HOUSTON — The big, glitzy CERAWeek by S&P Global conference had a split-screen effect: optimism about low-carbon transition and fear about what could hinder progress, Ben writes.

The big picture: The sprawling weeklong event resists a single narrative, but high-level themes emerged.

📝Permitting angst is everywhere — for different reasons.

  • Biden officials want faster permitting to ensure climate law-backed projects don’t stall and there’s enough transmission to carry renewable power.
  • There’s a clear sense that even with stepped-up executive efforts, major legislation is needed, and Biden’s lieutenants made that case here.
  • The oil and gas industry wants faster approvals for gas pipelines and more. Legislation — which must back low-carbon and fossil projects alike to have legs — faces highly uncertain prospects.
  • Energy Secretary Jennifer Granholm tells me discussions on reviving Sen.
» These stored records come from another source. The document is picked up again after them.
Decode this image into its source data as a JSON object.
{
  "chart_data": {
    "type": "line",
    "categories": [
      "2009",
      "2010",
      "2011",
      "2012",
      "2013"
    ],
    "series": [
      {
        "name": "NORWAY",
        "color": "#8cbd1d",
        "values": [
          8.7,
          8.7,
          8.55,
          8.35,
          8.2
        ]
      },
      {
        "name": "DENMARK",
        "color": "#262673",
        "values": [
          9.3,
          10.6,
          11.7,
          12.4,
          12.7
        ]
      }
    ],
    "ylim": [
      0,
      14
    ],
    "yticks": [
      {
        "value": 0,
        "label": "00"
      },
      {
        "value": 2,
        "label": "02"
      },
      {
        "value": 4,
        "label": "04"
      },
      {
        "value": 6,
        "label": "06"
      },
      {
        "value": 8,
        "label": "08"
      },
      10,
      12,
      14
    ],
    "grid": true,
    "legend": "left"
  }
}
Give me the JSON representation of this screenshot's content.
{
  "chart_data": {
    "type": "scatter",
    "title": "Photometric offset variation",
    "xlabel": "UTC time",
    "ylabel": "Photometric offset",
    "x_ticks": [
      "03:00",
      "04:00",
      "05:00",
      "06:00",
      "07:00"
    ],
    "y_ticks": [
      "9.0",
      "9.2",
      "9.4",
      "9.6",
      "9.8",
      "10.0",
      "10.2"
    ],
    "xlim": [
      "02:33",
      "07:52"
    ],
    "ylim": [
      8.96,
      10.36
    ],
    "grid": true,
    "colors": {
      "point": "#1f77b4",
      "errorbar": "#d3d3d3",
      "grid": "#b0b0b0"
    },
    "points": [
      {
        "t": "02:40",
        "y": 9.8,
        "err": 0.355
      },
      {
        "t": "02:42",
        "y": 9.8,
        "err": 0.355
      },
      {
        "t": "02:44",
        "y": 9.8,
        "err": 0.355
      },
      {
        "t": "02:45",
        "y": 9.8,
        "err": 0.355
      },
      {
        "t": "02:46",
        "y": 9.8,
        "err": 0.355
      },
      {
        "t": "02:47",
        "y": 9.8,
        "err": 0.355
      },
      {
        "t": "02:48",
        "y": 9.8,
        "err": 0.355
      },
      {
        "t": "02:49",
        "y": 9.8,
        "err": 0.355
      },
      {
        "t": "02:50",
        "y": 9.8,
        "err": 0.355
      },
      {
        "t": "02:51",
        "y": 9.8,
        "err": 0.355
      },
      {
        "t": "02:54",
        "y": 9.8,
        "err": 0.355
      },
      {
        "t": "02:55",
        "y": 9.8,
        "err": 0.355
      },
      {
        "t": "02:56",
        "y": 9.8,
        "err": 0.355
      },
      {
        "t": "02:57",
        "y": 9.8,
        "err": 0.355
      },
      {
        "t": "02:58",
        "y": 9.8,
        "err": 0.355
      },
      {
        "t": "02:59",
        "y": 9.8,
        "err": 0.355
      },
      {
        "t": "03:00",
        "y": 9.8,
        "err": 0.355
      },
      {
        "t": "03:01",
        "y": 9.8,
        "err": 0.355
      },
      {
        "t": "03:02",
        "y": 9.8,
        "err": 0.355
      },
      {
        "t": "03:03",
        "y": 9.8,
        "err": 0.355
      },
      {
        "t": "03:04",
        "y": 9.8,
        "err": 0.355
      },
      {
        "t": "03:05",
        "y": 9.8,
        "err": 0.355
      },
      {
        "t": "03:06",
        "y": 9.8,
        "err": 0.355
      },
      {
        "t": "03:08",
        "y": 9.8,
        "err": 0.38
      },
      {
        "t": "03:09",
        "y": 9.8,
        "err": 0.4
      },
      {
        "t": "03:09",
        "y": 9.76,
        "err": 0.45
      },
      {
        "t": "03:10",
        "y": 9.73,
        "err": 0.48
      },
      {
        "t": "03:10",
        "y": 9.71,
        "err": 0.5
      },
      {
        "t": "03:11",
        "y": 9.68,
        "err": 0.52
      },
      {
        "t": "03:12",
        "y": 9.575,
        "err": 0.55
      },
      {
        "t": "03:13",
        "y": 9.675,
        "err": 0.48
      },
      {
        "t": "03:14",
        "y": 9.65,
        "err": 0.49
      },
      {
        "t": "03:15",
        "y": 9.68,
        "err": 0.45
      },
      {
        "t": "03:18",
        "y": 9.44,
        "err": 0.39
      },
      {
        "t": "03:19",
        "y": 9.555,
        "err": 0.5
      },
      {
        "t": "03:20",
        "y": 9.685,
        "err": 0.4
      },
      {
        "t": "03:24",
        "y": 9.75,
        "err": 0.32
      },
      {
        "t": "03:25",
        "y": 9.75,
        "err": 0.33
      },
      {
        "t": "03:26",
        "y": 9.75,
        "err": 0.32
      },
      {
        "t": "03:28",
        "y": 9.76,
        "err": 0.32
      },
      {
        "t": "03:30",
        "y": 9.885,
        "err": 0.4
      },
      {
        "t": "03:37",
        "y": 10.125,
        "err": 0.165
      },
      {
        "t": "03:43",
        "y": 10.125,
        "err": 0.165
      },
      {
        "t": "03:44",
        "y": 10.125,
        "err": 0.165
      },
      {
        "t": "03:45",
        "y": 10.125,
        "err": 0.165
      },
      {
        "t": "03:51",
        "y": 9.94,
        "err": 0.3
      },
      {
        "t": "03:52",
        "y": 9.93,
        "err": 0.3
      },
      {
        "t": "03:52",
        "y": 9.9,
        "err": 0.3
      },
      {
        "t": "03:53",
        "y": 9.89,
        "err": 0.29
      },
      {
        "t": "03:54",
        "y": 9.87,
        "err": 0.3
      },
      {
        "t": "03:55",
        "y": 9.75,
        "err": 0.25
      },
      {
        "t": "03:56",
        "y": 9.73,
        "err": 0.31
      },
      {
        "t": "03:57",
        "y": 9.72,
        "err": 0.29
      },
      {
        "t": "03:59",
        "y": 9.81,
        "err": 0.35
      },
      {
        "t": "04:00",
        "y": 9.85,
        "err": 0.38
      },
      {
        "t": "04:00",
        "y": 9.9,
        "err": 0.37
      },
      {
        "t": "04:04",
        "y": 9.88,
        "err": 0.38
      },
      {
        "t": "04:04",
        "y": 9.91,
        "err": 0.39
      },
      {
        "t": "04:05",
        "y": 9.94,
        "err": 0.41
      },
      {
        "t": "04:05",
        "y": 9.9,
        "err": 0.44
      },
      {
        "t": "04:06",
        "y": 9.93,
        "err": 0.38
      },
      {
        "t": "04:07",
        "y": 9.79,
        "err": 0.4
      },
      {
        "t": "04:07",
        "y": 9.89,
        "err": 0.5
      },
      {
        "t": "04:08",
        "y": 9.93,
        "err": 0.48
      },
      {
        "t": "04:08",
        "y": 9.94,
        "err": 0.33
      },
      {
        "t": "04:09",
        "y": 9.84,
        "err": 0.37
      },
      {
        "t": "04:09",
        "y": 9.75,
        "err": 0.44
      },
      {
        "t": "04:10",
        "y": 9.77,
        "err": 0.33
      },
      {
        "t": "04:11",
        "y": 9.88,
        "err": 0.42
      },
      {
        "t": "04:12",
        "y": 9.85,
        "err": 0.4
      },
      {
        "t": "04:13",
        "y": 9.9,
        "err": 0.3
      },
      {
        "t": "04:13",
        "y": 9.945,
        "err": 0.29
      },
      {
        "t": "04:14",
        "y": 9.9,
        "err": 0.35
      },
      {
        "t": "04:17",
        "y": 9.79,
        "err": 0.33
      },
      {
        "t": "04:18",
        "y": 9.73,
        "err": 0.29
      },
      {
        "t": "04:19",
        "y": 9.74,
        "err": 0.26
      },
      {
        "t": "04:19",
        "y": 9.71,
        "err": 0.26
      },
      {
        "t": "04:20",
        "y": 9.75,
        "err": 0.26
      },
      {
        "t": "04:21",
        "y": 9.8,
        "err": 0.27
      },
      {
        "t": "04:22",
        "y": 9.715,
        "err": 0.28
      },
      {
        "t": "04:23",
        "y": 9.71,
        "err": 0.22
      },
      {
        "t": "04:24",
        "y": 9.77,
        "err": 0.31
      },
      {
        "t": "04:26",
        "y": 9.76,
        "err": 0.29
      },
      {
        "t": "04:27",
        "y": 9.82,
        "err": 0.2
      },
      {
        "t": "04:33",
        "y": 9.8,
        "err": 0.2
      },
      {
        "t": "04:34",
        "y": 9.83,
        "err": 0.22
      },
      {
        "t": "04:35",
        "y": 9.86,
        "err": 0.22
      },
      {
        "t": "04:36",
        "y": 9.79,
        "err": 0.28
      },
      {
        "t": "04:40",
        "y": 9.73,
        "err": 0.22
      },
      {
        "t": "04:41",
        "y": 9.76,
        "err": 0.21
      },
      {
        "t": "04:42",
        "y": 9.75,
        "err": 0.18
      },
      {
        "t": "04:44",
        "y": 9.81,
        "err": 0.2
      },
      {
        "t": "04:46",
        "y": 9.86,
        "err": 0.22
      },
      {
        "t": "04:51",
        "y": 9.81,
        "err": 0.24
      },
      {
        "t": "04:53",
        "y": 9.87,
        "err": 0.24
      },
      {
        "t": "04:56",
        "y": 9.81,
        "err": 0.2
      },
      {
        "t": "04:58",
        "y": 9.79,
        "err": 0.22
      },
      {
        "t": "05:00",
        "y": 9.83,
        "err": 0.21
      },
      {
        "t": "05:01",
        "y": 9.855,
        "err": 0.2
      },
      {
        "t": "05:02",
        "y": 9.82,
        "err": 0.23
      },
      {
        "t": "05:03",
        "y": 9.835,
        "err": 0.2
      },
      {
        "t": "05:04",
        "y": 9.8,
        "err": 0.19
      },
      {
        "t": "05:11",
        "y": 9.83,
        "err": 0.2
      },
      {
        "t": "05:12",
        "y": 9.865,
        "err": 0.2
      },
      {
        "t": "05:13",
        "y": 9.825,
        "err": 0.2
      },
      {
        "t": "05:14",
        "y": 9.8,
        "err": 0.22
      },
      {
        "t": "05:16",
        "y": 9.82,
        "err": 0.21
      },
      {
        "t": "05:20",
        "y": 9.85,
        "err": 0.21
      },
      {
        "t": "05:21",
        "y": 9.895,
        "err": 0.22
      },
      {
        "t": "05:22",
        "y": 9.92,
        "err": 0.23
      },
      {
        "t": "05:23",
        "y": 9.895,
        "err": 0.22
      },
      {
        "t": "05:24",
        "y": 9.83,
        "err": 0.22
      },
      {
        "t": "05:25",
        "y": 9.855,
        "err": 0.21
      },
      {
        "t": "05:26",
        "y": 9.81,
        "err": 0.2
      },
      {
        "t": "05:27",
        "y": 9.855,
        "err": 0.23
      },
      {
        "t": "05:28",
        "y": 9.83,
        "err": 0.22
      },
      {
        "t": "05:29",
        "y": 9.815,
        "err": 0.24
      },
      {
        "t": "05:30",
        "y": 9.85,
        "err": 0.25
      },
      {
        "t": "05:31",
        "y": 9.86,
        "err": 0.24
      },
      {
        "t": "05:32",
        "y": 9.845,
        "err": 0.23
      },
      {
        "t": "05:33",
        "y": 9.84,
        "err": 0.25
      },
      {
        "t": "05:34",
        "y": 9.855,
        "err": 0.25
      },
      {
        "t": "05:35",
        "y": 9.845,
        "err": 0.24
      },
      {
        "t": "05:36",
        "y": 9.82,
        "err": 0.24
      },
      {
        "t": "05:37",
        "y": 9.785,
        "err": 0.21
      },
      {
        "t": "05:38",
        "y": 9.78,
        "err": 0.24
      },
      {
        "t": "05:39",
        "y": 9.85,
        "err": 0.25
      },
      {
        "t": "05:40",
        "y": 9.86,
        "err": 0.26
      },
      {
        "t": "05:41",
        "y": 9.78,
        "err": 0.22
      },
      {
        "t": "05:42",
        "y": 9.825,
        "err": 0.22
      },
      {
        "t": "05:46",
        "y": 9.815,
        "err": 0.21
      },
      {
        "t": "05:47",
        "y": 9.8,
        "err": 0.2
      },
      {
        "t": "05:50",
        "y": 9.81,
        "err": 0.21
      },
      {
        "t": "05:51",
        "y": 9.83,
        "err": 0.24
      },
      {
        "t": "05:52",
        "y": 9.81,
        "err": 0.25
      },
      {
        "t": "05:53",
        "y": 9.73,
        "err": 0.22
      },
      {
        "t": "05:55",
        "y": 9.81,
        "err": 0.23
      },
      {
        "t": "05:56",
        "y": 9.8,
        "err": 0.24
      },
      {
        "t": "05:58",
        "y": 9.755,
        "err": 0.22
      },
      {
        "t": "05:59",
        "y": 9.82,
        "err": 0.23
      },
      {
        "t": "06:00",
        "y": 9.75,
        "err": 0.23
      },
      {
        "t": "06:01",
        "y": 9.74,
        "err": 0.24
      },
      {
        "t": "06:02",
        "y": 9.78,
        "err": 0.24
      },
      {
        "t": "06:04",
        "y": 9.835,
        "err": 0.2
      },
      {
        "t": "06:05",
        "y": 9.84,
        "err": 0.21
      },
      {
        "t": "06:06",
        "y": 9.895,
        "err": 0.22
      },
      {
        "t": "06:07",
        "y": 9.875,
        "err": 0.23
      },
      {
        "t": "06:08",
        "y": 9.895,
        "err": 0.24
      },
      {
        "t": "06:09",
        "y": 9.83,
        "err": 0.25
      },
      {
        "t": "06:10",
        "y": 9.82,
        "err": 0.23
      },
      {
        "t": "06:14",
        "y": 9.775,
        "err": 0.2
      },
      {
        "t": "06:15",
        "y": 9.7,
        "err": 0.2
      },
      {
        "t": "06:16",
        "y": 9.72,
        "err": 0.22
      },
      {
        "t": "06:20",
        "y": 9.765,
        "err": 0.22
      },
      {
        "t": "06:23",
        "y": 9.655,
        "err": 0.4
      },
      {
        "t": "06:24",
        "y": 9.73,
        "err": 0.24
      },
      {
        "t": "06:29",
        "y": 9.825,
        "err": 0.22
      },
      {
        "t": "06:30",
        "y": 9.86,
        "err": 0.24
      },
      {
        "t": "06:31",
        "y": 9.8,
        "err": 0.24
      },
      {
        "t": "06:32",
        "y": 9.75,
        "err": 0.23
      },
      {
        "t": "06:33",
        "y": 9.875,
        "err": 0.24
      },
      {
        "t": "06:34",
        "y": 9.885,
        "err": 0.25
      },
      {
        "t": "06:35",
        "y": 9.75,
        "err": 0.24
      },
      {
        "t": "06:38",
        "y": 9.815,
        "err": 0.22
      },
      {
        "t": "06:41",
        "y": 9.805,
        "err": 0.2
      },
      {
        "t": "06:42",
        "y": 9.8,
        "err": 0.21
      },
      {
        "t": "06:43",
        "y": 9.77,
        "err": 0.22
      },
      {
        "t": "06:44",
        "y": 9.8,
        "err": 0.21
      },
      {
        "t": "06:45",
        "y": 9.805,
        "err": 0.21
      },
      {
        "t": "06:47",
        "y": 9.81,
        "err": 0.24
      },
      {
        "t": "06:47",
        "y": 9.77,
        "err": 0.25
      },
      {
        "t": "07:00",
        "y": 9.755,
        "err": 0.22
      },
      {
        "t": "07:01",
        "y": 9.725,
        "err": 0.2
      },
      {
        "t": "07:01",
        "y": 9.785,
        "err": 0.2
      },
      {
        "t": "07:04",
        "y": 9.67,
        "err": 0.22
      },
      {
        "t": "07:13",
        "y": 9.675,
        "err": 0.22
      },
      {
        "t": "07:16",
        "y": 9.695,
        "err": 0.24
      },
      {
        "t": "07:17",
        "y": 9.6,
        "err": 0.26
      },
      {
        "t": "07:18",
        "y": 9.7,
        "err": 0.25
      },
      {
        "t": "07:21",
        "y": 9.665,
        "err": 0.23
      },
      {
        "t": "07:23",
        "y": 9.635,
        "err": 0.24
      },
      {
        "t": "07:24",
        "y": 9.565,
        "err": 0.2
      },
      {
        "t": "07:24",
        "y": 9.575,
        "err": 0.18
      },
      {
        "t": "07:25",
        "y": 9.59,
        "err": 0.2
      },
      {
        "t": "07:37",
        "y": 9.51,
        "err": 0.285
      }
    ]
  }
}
Joe Manchin’s bill are “very active.”

🎂The new climate law is a BFD. Billions of dollars worth of incentives for hydrogen and other fuels are expected to bring new investment to create scale, a range of executives said.

  • “The level of support is astronomical,” Andy Marsh, CEO of hydrogen and fuel cell firm Plug Power, said on a panel. “If we are not going to be successful this time, we are never going to be successful.”

🛢️Everyone’s watching Alaska from Texas. The looming Biden team decision on ConocoPhillips’ big Willow project has much wider significance for industry.

  • They see it as a test of White House support for domestic production — “whether or not this administration is going to put policy behind the rhetoric they used at CERAWeek,” American Petroleum Institute head Mike Sommers tells me.
  • “Our member companies that don’t have anything to do with Willow expressed that to administration officials [who] attended,” he says, describing private discussions here.

🌍Energy transition dominates — and lacks definition. ICYMI, Andrew had a great piece yesterday about how oil executives talking up their low-carbon efforts here still see a long-term role for fossil fuels.

🐝The energy industry is increasingly cross-pollinated. Traditional boundaries are fraying as large companies diversify (something Politico nicely explored).

  • “I do think that today we view ourselves as one energy industry, not a clean energy industry and a dirty energy industry,” said Jigar Shah, who heads DOE’s clean tech loan programs office, in remarks Thursday.